Convert Rules That See the Most Traffic
Table of Contents
Convert Rules That See the Most Traffic
Convert legacy port-based security policy rules that
have seen the largest amount of traffic in bytes over the past 30
days to application-based rules.
Sorting for rules that have seen the most
traffic over the past 30 days (Traffic (Bytes, 30 days))
shows you the current most active rules. (A longer time frame places
can mislead you by emphasizing older rules that remain at the top
of the list because they have large cumulative totals, even if they
no longer see much traffic.) Converting these rules to App-ID based
rules safeguards the largest amount of traffic for your effort.
If
multiple rules see a lot of traffic, use the information
to help prioritize which rules to convert first. For example, you
could prioritize rules with the most Apps Seen (potentially
the riskiest rules) or rules the with most Days with
No New Apps and the oldest Modified date
(the most stable high-traffic rules).
- In , sort the rules
in descending order by Traffic (Bytes, 30 days) to
place the most recently active rules at the top of the list.
![]()
- Select a rule to begin converting and click the number of Apps Seen.

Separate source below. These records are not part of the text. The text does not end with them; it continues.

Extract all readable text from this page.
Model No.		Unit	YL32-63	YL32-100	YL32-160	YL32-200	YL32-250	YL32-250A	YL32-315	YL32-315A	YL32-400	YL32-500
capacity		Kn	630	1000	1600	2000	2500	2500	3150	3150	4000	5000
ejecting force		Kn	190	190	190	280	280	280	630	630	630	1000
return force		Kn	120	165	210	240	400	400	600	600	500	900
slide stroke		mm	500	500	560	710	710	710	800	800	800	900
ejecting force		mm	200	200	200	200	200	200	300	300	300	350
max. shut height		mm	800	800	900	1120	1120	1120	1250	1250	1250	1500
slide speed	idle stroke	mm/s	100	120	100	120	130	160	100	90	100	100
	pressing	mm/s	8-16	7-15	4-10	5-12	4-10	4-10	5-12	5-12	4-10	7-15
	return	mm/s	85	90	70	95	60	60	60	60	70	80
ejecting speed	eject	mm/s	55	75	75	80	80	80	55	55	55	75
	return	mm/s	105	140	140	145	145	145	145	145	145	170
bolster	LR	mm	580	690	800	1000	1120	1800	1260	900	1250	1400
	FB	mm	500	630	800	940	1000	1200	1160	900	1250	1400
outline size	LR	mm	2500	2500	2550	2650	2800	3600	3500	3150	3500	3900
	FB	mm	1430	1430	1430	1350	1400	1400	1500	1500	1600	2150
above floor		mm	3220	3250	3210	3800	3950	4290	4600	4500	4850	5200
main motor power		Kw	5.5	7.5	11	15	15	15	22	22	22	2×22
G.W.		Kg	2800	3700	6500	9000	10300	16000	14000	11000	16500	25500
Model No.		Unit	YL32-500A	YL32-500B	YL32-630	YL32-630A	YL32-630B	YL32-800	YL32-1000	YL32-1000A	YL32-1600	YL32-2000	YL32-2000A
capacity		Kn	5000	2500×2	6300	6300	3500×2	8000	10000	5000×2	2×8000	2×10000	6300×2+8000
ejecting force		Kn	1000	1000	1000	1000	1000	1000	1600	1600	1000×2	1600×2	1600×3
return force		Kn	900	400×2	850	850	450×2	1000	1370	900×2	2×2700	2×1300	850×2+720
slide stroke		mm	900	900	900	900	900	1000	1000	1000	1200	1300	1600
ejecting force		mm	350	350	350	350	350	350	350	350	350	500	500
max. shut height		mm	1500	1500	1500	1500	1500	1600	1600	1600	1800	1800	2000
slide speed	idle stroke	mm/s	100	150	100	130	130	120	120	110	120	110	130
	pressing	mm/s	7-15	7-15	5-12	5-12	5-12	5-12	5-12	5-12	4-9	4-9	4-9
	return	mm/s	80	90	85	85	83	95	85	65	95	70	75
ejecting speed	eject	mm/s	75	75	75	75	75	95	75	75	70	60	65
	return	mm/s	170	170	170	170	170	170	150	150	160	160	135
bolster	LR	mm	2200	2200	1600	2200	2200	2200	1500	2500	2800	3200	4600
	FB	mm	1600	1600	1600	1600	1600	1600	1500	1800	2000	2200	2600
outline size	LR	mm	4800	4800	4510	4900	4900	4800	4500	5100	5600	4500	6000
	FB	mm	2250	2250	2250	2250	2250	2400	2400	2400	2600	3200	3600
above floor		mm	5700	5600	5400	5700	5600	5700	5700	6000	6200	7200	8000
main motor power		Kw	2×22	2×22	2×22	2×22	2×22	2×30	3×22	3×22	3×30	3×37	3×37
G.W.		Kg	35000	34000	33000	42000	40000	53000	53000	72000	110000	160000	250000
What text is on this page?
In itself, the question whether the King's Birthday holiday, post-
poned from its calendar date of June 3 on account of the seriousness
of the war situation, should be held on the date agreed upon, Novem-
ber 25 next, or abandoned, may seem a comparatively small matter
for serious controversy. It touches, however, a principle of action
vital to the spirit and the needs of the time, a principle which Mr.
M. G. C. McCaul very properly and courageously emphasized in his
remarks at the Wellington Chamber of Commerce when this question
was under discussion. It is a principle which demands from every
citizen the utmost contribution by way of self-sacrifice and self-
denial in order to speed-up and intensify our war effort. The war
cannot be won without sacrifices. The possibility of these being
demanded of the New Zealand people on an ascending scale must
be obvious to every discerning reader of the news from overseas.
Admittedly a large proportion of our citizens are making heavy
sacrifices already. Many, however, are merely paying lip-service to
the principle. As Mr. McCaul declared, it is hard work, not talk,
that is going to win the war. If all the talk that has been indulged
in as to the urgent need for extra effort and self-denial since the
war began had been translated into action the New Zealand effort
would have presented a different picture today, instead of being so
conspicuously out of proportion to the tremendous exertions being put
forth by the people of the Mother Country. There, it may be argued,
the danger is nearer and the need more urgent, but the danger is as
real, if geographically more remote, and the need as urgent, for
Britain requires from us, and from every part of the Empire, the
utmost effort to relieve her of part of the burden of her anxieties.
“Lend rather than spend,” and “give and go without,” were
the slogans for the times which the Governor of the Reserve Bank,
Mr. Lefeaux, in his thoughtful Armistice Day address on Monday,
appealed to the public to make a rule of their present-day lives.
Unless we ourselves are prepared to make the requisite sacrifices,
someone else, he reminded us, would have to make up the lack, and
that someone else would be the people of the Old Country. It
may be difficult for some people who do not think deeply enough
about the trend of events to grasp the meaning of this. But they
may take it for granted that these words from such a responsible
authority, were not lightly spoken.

- In the Applications & Usage dialog,
sort and filter the Apps Seen on the rule
to determine how to handle the applications.Sort or filter by application subcategory to group applications that may require similar treatment and can be controlled in one application-based rule. Sort on Traffic (30 days) to see the amount of recent traffic on individual applications to prioritize the currently most active applications.
- Follow Steps 4-7 in Convert Internet Access Rules to create a cloned rule that controls each subcategory (or related subcategories) of applications you want to treat similarly.